Representative examples demonstrate the necessity of cross-capability transfer for successful task completion. For instance, generating an image of a lightsaber requires both factual knowledge and visual synthesis, while reconstructing a shuffled image demands generative simulation to enable accurate reasoning.

Figure 6: Example of World Knowledge task requiring factual grounding for image generation.

Figure 7: Example of Mental Reconstruction task requiring generative simulation for spatial reasoning.

Figure 8: Additional World Knowledge example illustrating domain coverage.

Figure 9: Additional Mental Reconstruction example highlighting spatial arrangement challenges.

Failure Modes and Bottlenecks

Unified models exhibit common failure modes during image generation, including attribute entanglement, inaccurate quantity, attribute fidelity errors, and confused spatial relationships. Fine-grained features (e.g., text, fingers) are often distorted, and models may generate scenes violating commonsense or physical laws.

Figure 10: Attribute mixing, quantity mismatch, and spatial relationship errors in image generation.
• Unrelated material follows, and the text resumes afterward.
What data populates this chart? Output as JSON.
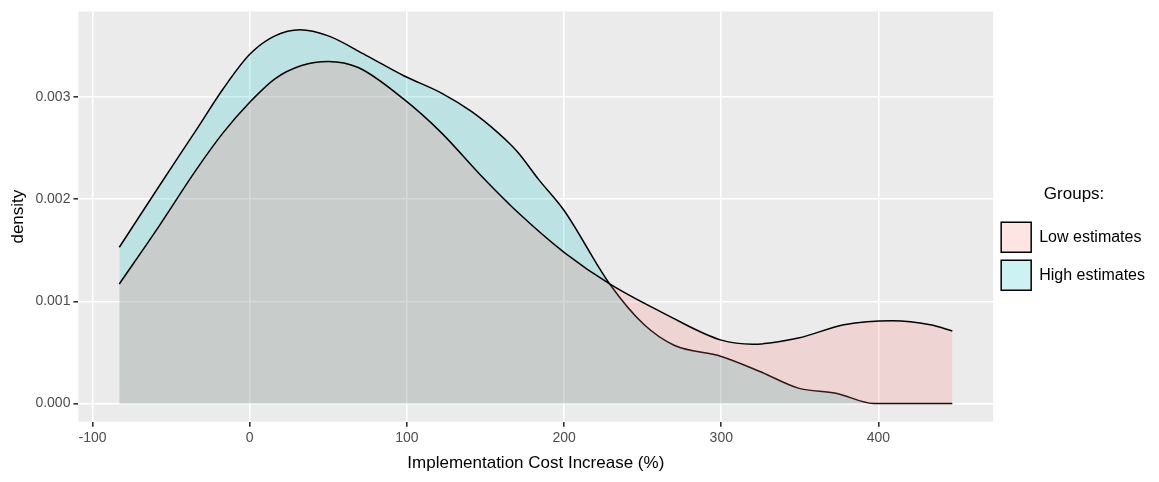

Figure 11: Detail loss, distortion, and commonsense violations in generated images.

These limitations become pronounced in tasks requiring true synergy, serving as bottlenecks for complex real-world problem solving.

Implications and Future Directions

The findings from RealUnify have significant implications for both practical deployment and theoretical model design:

Training Strategies: There is a clear need for advanced training schemes and stronger inductive biases that explicitly encourage cross-capability interaction, such as curriculum learning, multi-stage reasoning, and joint optimization objectives.
Model Architecture: Future unified models should incorporate mechanisms for explicit reasoning transfer, generative simulation, and memory augmentation to facilitate bidirectional synergy.
Benchmarking Standards: RealUnify sets a new standard for multimodal evaluation, emphasizing the necessity of synergy-focused benchmarks for assessing general-purpose AI.

The persistent gap between unified models and specialist or oracle combinations suggests that progress in unified modeling will require innovations beyond mere architectural integration. Research should focus on methods that foster emergent synergetic behaviors, such as self-evolution cycles, chain-of-thought reasoning for generation, and latent visual token manipulation.

Conclusion

RealUnify provides a rigorous, comprehensive framework for evaluating the synergy between understanding and generation in unified multimodal models. Empirical results demonstrate that current unified models, despite strong individual capabilities, fail to achieve genuine bidirectional enhancement. Bridging this gap will require new training paradigms, architectural innovations, and synergy-focused benchmarks. RealUnify thus serves as both a diagnostic tool and a catalyst for future research in unified multimodal intelligence.